Contratação Integrada: auditoria do TCU expõe a ponta do iceberg

Por Carlos Roberto Soares Mingione, presidente do Sinaenco/SP

Dois anos e meio depois da publicação do Dossiê sobre os resultados da Contratação Integrada nas licitações do Departamento Nacional de Infraestrutura de Transportes (DNIT), elaborado pelo Sindicato da Arquitetura e da Engenharia (Sinaenco) em parceria com o Conselho de Arquitetura e Urbanismo do Brasil (CAU/BR), o relatório de uma auditoria do TCU, publicado pelo tribunal em fevereiro último, confirma os resultados anteriormente divulgados.

Os dois trabalhos tiveram metodologias semelhantes, pois promoveram a comparação de processos licitatórios realizados na modalidade da Contratação Integrada com outras modalidades previstas na legislação vigente.

A Contratação Integrada é um dos regimes de execução indireta de obras e serviços de engenharia, previstos no Regime Diferenciado de Contratação (RDC). Nas licitações regidas por este regime, o licitante elabora sua proposta com base em um anteprojeto, documento técnico desprovido de informações indispensáveis para possibilitar a adequada especificação do objeto da contratação e, consequentemente, ineficaz para o controle da qualidade da obra a ser construída, do seu prazo de execução, bem como dos custos envolvidos na implantação, operação e manutenção do bem público em questão. Em todas as demais modalidades licitatórias o projeto básico é reconhecido como o documento indispensável para deflagrar o processo de contratação.
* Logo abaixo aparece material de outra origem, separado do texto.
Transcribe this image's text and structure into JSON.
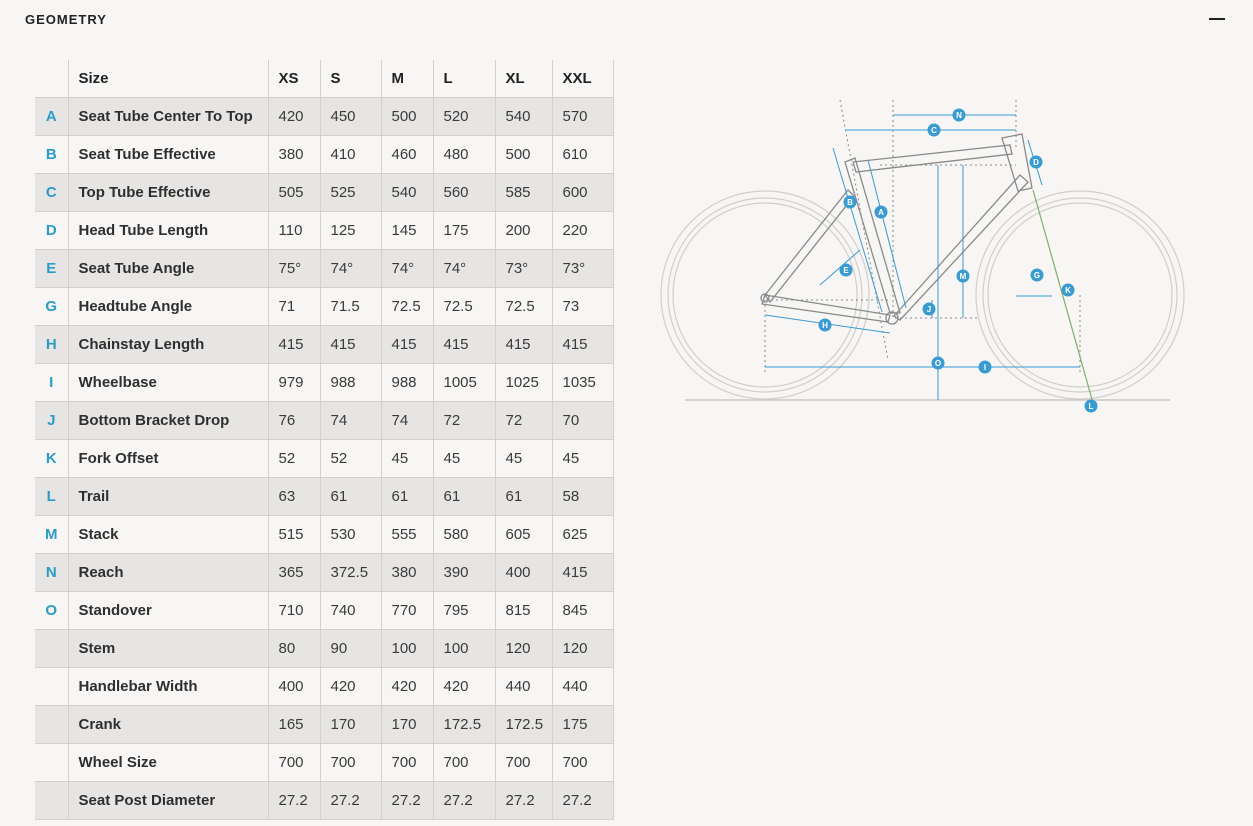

Dentre os resultados do dossiê Sinaenco-CAU/BR, que foram corroborados pela auditoria do TCU, destacam-se:

–   Os descontos médios ofertados nos processos de Contratação Integrada foram inferiores aos propostos nas demais modalidades licitatórias;

–   O percentual de processos licitatórios fracassados é significativamente maior quando utilizado o regime da Contratação Integrada;

–   As licitações regidas pelo RDC/Contratação Integrada apresentaram os maiores prazos licitatórios;

–   A grande quantidade de falhas em anteprojetos, utilizados no regime da Contratação Integrada, indica que as especificações contidas nestes documentos técnicos não parecem estar atendendo à satisfação do interesse público;

–   É possível a ocorrência de conflito de interesses na elaboração dos projetos básicos e executivos.

Decorridos quase seis anos da instituição no Brasil da modalidade Contratação Integrada, ainda não puderam ser confirmadas as principais vantagens alegadas pelos seus defensores.

A auditoria do TCU registrou, também, que há indícios de que a Contratação Integrada esteja sendo utilizada em processos em que seu uso não se justifica, ou mesmo nos quais haja inviabilidade da sua adoção. E, também, que há sinais de irregularidades nos projetos básicos e executivos desenvolvidos na Contratação Integrada, com alterações no objeto da obra, podendo conduzir a qualidades inferiores às desejáveis no objeto contratado.

Decorridos quase seis anos da instituição no Brasil da modalidade Contratação Integrada, ainda não puderam ser confirmadas as principais vantagens alegadas pelos seus defensores, tais como a redução dos preços contratados, a diminuição dos prazos de execução das obras e a eliminação dos aditivos dos preços contratados e dos prazos estipulados. Mas já se avolumam os resultados negativos, que podem ser verificados nas seguintes obras: VLT de Cuiabá (MT), Aeroporto Internacional Pinto Martins (Fortaleza–CE), corredor estruturante Aeroporto-Arena das Dunas (Natal–RN), BR-381 – Trecho Governador Valadares–Belo Horizonte (DNIT), Refinaria Abreu e Lima (PE), BR-163/PA (DNIT), somente para citar alguns exemplos.

Até o momento, pode-se afirmar que está exposta apenas a ponta do iceberg e, infelizmente, ao cabo de mais alguns anos, poderemos descobrir da pior maneira possível o erro cometido, quando explodir o número de empreendimentos fracassados, ou quando verificarmos a ocorrência da redução da qualidade e da eficiência de bens produzidos, e, consequentemente, constatarmos o aumento dos custos de operação e manutenção, bem como a redução da vida útil dos empreendimentos em questão.